2. Topics:
• What is CUDA?
• What is FLOPS?
• CUDA C.
• Processing flow of CUDA.
• What is GPGPU?
• An Overview of Parallel Computing.
• Serial Computing VS Parallel Computing.
• World’s Most Powerful GPU.
3. What is CUDA?
CUDA stands for “Compute Unified Device Architecture”.
It is a Parallel computing platform developed by NVIDIA (Graphics Card
Manufacturer) in 2006 and implemented in their GPUs. CUDA gives developers,
access to the instruction set and memory of the parallel computation elements in
GPUs.
CUDA enabled GPUs can be used for General Purpose Processing (GPGPU).
4. CUDA Platform:
The CUDA platform is accessible to programmers by several CUDA accelerated
libraries and by several extended standard programming languages like:
• C extended to CUDA C.
• C++ extended to CUDA C++.
• Fortran extended to CUDA Fortran
NVIDIA CUDA™ technology is the world’s only C language environment that enables
programmers and developers to write software to solve complex computational
problems in a fraction of the time by tapping into the many-core parallel processing
power of GPU's.
5. CUDA C:
The user writes a C code, while the compiler divides the code into two portions.

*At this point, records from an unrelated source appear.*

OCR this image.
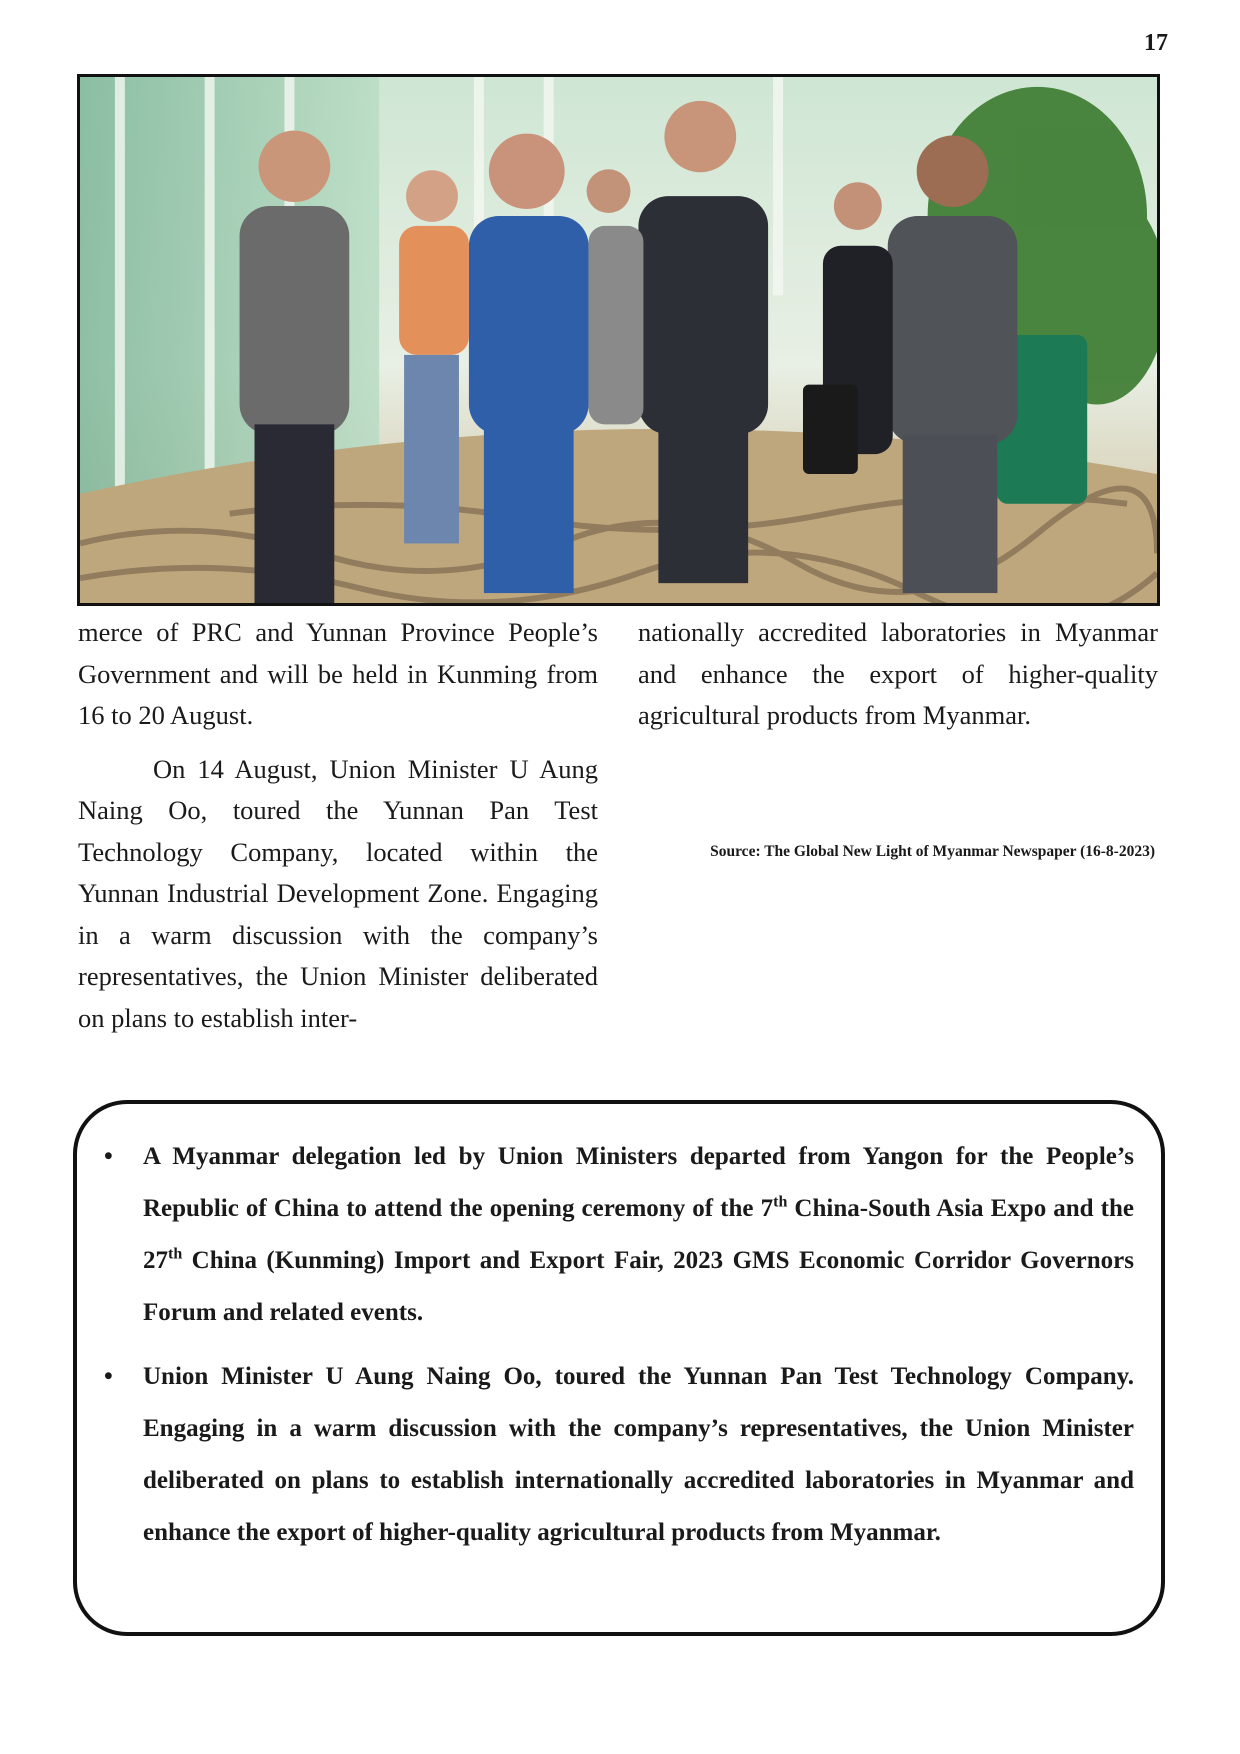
17

merce of PRC and Yunnan Province People’s Government and will be held in Kunming from 16 to 20 August.

On 14 August, Union Minister U Aung Naing Oo, toured the Yunnan Pan Test Technology Company, located within the Yunnan Industrial Development Zone. Engaging in a warm discussion with the company’s representatives, the Union Minister deliberated on plans to establish inter-

nationally accredited laboratories in Myanmar and enhance the export of higher-quality agricultural products from Myanmar.

Source: The Global New Light of Myanmar Newspaper (16-8-2023)
• A Myanmar delegation led by Union Ministers departed from Yangon for the People’s Republic of China to attend the opening ceremony of the 7th China-South Asia Expo and the 27th China (Kunming) Import and Export Fair, 2023 GMS Economic Corridor Governors Forum and related events.
• Union Minister U Aung Naing Oo, toured the Yunnan Pan Test Technology Company. Engaging in a warm discussion with the company’s representatives, the Union Minister deliberated on plans to establish internationally accredited laboratories in Myanmar and enhance the export of higher-quality agricultural products from Myanmar.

One portion is delivered to CPU (because CPU is best for such tasks), while the
other portion, involving extensive calculations (FLOPS), is delivered to the GPU(s),
that executes the code in parallel. Because C is a familiar programming language,
CUDA results in very steep learning curve and hence it is becoming a favorite tool
for accelerating various applications.
FLOPS:
FLOPS an acronym for “FLoating - point Operations Per Second” is a unit to measure
computer performance, useful in fields of scientific calculations that make heavy use of
floating-point calculations. For such cases it is a more accurate measure than the generic
instructions per second.
6. CUDA C Sample Code:
#include < stdio.h >
#include < cuda.h >
__global__ void kernel_function(int a, int b )
{
printf(“ The value is %d”,a*b);
}
int main( void )
{
kernel_function<<<1,1>>>(5,2);
return 0;
}
7. Processing Flow of CUDA:
• CPU copies data from main
memory to GPU memory.
• CPU instructs the processes to
GPU.
• GPU executes the processes
parallel in each core.
• CPU copies the result from GPU
memory to main memory.
8. What is GPGPU?
GPGPU stands for “General purpose Graphics processing unit” . It is an approach
which describes the use of a GPU for those computations in applications which are
generally handled by the Central processing Unit (CPU). As in CPU, there are
several no. of cores working parallel where as in a GPU there are hundred of cores
working in parallel which could be very useful if we utilize them in general
computations. It is also called GPU Accelerated Computing.
9. Parallel Computing:
It is a form of computation in which many calculations are carried out
simultaneously which results in quick completion of calculations.
All the GPUs works on parallel computing whereas in CPUs , parallel computing is in
the form of multiple cores as they can entertain many processes simultaneously for
an time efficient solution.
10. Serial Computing VS Parallel Computing
Serial Computing:
• To be run on a single computer having a single Central Processing Unit (CPU);
• A problem is broken into a discrete series of instructions.
• Instructions are executed one after another.
• Only one instruction may execute at any moment in time.
Parallel Computing:
• Problem is broken into discrete parts that can be solved concurrently
• Each part is further broken down to a series of instructions
• Instructions from each part execute simultaneously on different processors
• An overall control/coordination mechanism.